6.12.3 Second, the elevation of an Election Commissioner should be on the basis of seniority, unless the three-member collegium/committee, for reasons to be recorded in writing, finds such Commissioner unfit.
6.12.4 Such amendments are in consonance with the appointment process in Lokpal and Lokayuktas Act, 2013, the Right to Information Act, 2005 and the Central Vigilance Commission Act, 2003.
6.12.5 Pursuant to Article 324(2), an amendment can be brought to the existing Election Commission (Conditions of Service of Election Commissioners and Transaction of Business) Act, 1991 to amend the title and insert a new Chapter 1A on the appointment of Election Commissioners and the CEC.
In regard to the aspect about the permanent and independent Secretariat of the Election Commission of India, it was noticed that to give effect to the Goswami Committee recommendation, the Constitution Seventieth Amendment Bill, 1990 was introduced on 30.05.1990 and that it was subsequently withdrawn in 1993 in view of the changed composition of the Election Commission of India, on it becoming a multi-Member Body pursuant to the 1991 Act and on the ground that the Bill needed some amendments.

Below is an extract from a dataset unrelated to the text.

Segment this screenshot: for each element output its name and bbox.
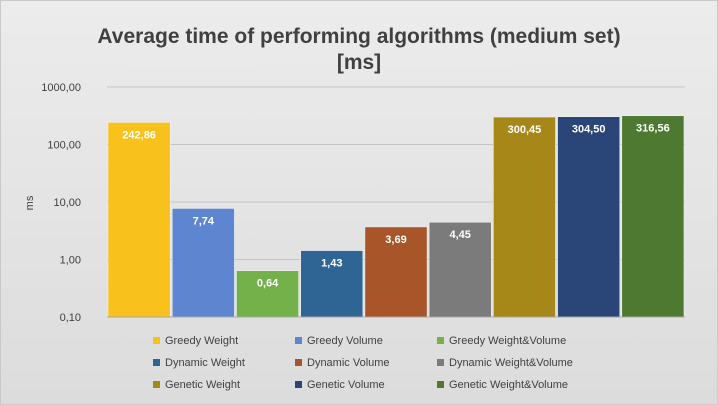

The Bill, however, the Law Commission noticed, was never introduced. Thereafter, the Law Commission referred to the recommendations of the Election Commission itself for seeking appointment of an independent Secretariat. The Law Commission, accordingly, recommended insertion of Article 324(2A), inter alia, providing for a separate, independent and permanent secretarial staff for the Election Commission.
In the year 2016, the following proposed electoral reforms essentially related to Article 324(5), being proposals made by the Election Commission itself.

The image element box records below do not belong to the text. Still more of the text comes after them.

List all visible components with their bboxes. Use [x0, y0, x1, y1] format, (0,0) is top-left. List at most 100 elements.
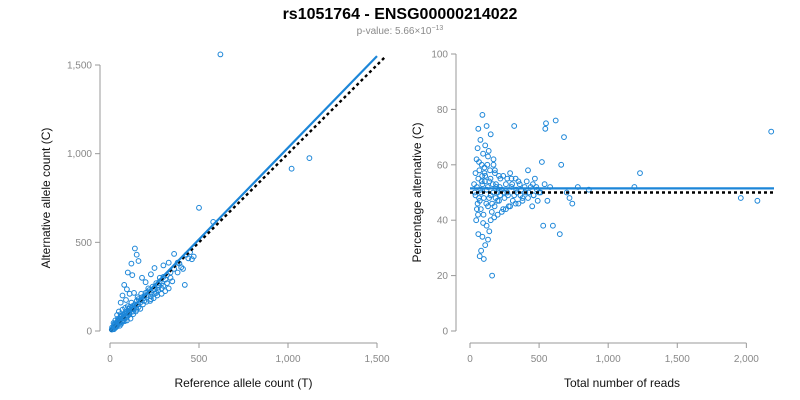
allele-count-panel: 0 500 1,000 1,500 0 500 1,000 1,500 Reference al…: [39, 51, 390, 390]
counts-y-tick-label: 0: [86, 327, 92, 338]
percentage-data-point: [487, 131, 494, 138]
percentage-data-point: [475, 125, 482, 132]
percentage-y-tick-label: 0: [442, 327, 448, 338]
percentage-data-point: [737, 195, 744, 201]
percentage-data-point: [525, 167, 531, 174]
percentage-data-point: [483, 123, 490, 129]
percentage-data-point: [558, 161, 565, 168]
percentage-data-point: [479, 233, 486, 240]
percentage-data-point: [476, 167, 483, 174]
percentage-data-point: [488, 209, 495, 215]
percentage-data-point: [490, 156, 497, 163]
p-value-exponent: −13: [431, 25, 443, 32]
counts-data-point: [124, 286, 130, 293]
percentage-data-point: [474, 145, 481, 152]
percentage-data-point: [540, 222, 547, 229]
percentage-data-point: [507, 170, 514, 177]
counts-x-tick-label: 0: [107, 354, 113, 365]
percentage-data-point: [483, 222, 490, 229]
counts-data-point: [189, 256, 195, 263]
percentage-data-point: [480, 220, 487, 226]
counts-data-point: [141, 292, 148, 299]
percentage-data-point: [511, 123, 518, 129]
percentage-data-point: [483, 200, 490, 207]
percentage-data-point: [485, 153, 491, 160]
percentage-data-point: [509, 197, 516, 204]
counts-data-point: [149, 283, 156, 290]
percentage-data-point: [501, 195, 508, 201]
percentage-data-point: [569, 200, 576, 207]
counts-y-tick-label: 1,500: [67, 61, 92, 72]
percentage-data-point: [482, 178, 488, 185]
percentage-data-point: [474, 206, 480, 213]
percentage-data-point: [480, 150, 487, 157]
counts-data-point: [128, 260, 135, 267]
percentage-data-point: [541, 181, 548, 188]
percentage-data-point: [489, 272, 496, 279]
percentage-data-point: [471, 181, 478, 188]
counts-data-point: [139, 274, 145, 281]
percentage-data-point: [519, 197, 526, 204]
counts-data-point: [158, 290, 165, 297]
percentage-data-point: [489, 181, 496, 188]
percentage-data-point: [491, 203, 498, 210]
percentage-data-point: [515, 200, 522, 207]
counts-data-point: [129, 272, 136, 279]
percentage-y-axis-title: Percentage alternative (C): [410, 122, 424, 262]
percentage-data-point: [482, 142, 489, 149]
percentage-data-point: [472, 192, 479, 199]
percentage-data-point: [503, 206, 509, 213]
percentage-data-point: [504, 189, 511, 196]
counts-x-tick-label: 1,000: [275, 354, 300, 365]
percentage-data-point: [534, 197, 541, 204]
percentage-data-point: [550, 222, 556, 229]
percentage-data-point: [475, 231, 482, 238]
percentage-data-point: [480, 256, 487, 262]
percentage-data-point: [478, 247, 485, 254]
percentage-data-point: [493, 181, 499, 188]
p-value-label: p-value: 5.66×10−13: [357, 25, 444, 37]
percentage-x-tick-label: 2,000: [734, 354, 759, 365]
counts-reference-line: [109, 55, 387, 332]
counts-x-tick-label: 1,500: [364, 354, 389, 365]
counts-data-point: [142, 279, 149, 286]
percentage-data-point: [563, 189, 570, 196]
percentage-data-point: [481, 164, 488, 171]
counts-data-point: [135, 258, 142, 264]
counts-data-point: [171, 251, 178, 257]
p-value-text: p-value: 5.66×10: [357, 26, 432, 37]
counts-y-tick-label: 500: [75, 238, 92, 249]
counts-data-point: [217, 51, 224, 58]
counts-data-point: [133, 251, 140, 258]
counts-data-point: [119, 292, 126, 299]
counts-data-point: [117, 299, 124, 306]
percentage-data-point: [480, 211, 487, 218]
percentage-data-point: [525, 195, 531, 201]
percentage-data-point: [487, 167, 493, 174]
percentage-data-point: [530, 192, 537, 199]
percentage-data-point: [496, 173, 502, 179]
counts-data-point: [174, 269, 181, 276]
percentage-data-point: [544, 197, 551, 204]
counts-data-point: [131, 290, 137, 296]
counts-data-point: [306, 155, 313, 162]
percentage-y-tick-label: 20: [437, 271, 449, 282]
percentage-data-point: [492, 170, 498, 177]
percentage-data-point: [515, 178, 522, 185]
percentage-data-point: [532, 175, 538, 182]
counts-x-tick-label: 500: [191, 354, 208, 365]
percentage-data-point: [637, 170, 643, 177]
percentage-y-tick-label: 60: [437, 160, 449, 171]
percentage-data-point: [509, 181, 515, 188]
percentage-x-tick-label: 1,000: [596, 354, 621, 365]
percentage-data-point: [482, 242, 489, 249]
counts-data-point: [121, 282, 128, 288]
percentage-data-point: [475, 211, 481, 218]
percentage-data-point: [530, 181, 536, 188]
percentage-data-point: [477, 206, 484, 213]
chart-title: rs1051764 - ENSG00000214022: [283, 6, 518, 23]
percentage-x-tick-label: 1,500: [665, 354, 690, 365]
counts-data-point: [158, 285, 165, 292]
percentage-data-point: [754, 197, 761, 204]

“Clause (5) of Article 324 of the Constitution provides that the Chief Election Commissioner shall not be removed from his office except in the same manner and on the same grounds as a Judge of the Supreme Court. The Chief Election Commissioner and the two Election Commissioners enjoy the same decision making powers which is suggestive of the fact that their powers are at par with each other.
However, Clause (5) of Article 324 of the Constitution does not provide similar protection to the Election Commissioners and it merely says that they cannot be removed from office except on the recommendation of the Chief Election Commissioner. The reason for giving protection to a Chief Election Commissioner as enjoyed by a Supreme Court Judge in matters of removability from office was in order to ensure the independence of Commission from external pulls and pressure. However, the rationale behind not affording similar protection to other Election Commissioners is not explicable.
The element of ‘independence’ sought to be achieved under the Constitution is not exclusively for an individual alone but for the whole institution. Thus, the independence of the Commission can only be strengthened if the Election Commissioners are also provided with the same protection as that of the Chief Election Commissioner. Proposed amendment The present constitutional guarantee is inadequate and requires an amendment to provide the same protection and safeguard in the matter of removability of Election Commissioners as is available to the Chief Election Commissioner.”
In 2023, in the case of Anoop Baranwal v. UOI, the Supreme court of India finally pronounced an historic decision when it changed the procedure of the appointment of Election Commissioner of India and held that ECI shall be appointed by a committee consisting of Prime minister of India, Leader of Opposition, and Chief Justice of India.